23 de agosto 2008
Se miraba en el espejo: recorría el rostro de arriba abajo. Todas las mañana cumplía con la misma rutina: ducha, afeitado, peinado rápido, pero a esa hora estaba siempre tan dormido que no tenía casi tiempo para enfocar lo que veía en el espejo. Hasta el primer café era un autómata. Aquella mañana, no se sabe bien por qué extraña razón, se miró. Es decir, miró al espejo, que a su vez le devolvió la imagen de un señor mirándose al espejo.
Había perdido pelo; bastante. Las entradas ahora eran un espacio ralo y brillante que había retrocedido casi dos dedos. El pelo clareaba, podía casi contar los cabellos uno a uno que intentaban tapar, sin mucho éxito, la parte frontal. Y ya no tenía algunas canas, aquellas que tan simpáticamente recibió hacía unos años; ahora toda la cabeza eran canas. Habían ido apoderándose de la cabeza, en silencio, sin anunciarse, sin tan siquiera decir «hola estamos aquí, nuestra misión es colonizar», hasta conferir un aspecto metálico al poco pelo que quedaba. Se miraba a los ojos y se descubría hacía pocos años. Si, era el mismo; pero distinto. La misma mirada, el mismo iris, los mismos párpados, pero más hundidos, como queriéndose esconder, rodeados de unas minúsculas arrugas, que aunque es cierto que era necesario acercarse bastante para apreciarlas, le conferían a todo el contorno de los ojos un aspecto de carne muerta. Sí, tal vez fuera eso; parecía el mismo de hacía veinte años, pero como en una reproducción de carne muerta. Como aquellas inquietantes figuras del Meseo de Cera. La cara había perdido brillo, las manchas comenzaban a abundar y las cejas habían crecido bastante. Odiaba aquellos pelos que saltaban unos sobre otros creando una maraña descuidada.

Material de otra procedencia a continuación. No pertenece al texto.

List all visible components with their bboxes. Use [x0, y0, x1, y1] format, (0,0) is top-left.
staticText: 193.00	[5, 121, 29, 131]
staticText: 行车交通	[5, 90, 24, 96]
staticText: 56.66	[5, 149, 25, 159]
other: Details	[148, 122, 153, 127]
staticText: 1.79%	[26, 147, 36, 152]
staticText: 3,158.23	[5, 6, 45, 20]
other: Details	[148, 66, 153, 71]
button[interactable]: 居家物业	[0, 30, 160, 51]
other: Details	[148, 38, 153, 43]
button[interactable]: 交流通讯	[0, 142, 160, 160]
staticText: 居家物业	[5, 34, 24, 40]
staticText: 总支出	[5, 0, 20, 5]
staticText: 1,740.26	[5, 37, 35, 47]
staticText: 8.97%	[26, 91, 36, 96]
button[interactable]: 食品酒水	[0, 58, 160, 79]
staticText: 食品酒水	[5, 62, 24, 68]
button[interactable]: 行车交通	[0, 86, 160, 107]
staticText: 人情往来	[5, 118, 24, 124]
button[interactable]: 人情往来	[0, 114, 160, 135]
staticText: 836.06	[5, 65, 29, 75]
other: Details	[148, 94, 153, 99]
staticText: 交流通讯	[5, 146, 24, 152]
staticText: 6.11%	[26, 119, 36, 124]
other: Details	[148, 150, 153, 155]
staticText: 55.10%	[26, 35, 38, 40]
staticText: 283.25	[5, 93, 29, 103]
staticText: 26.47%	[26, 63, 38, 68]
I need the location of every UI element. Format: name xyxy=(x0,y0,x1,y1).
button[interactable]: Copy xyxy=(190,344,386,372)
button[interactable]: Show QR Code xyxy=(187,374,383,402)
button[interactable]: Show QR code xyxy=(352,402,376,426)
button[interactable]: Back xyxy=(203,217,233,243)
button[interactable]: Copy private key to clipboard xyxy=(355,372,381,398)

Y sí, parecía que las orejas también habían crecido. Era increible, pero se parecían a las orejas de su padre. Aquellas orejas que su madre adecentaba con unas tijeritas pequeñas cuando él era un chaval. Grandes, afiladas y con un lóbulo en forma de gota que nunca parecía caer.
El descubrimiento le hizo temblar. Temblar internamente. Y no fue el hecho de verse más viejo, de notar que con 43 años empezaba a tener cara de viejo, de poder imaginar incluso cómo podrían ser sus rasgos diez años más tarde, pasados los cincuenta (bastaba continuar la progresión de todos aquellos cambios que frente al espejo esa mañana observaba). No. Lo que le hizo temblar no fue verse mayor, descubrir que a los 43 ya no era joven, sino descubrir que cada vez se parecía más a su padre.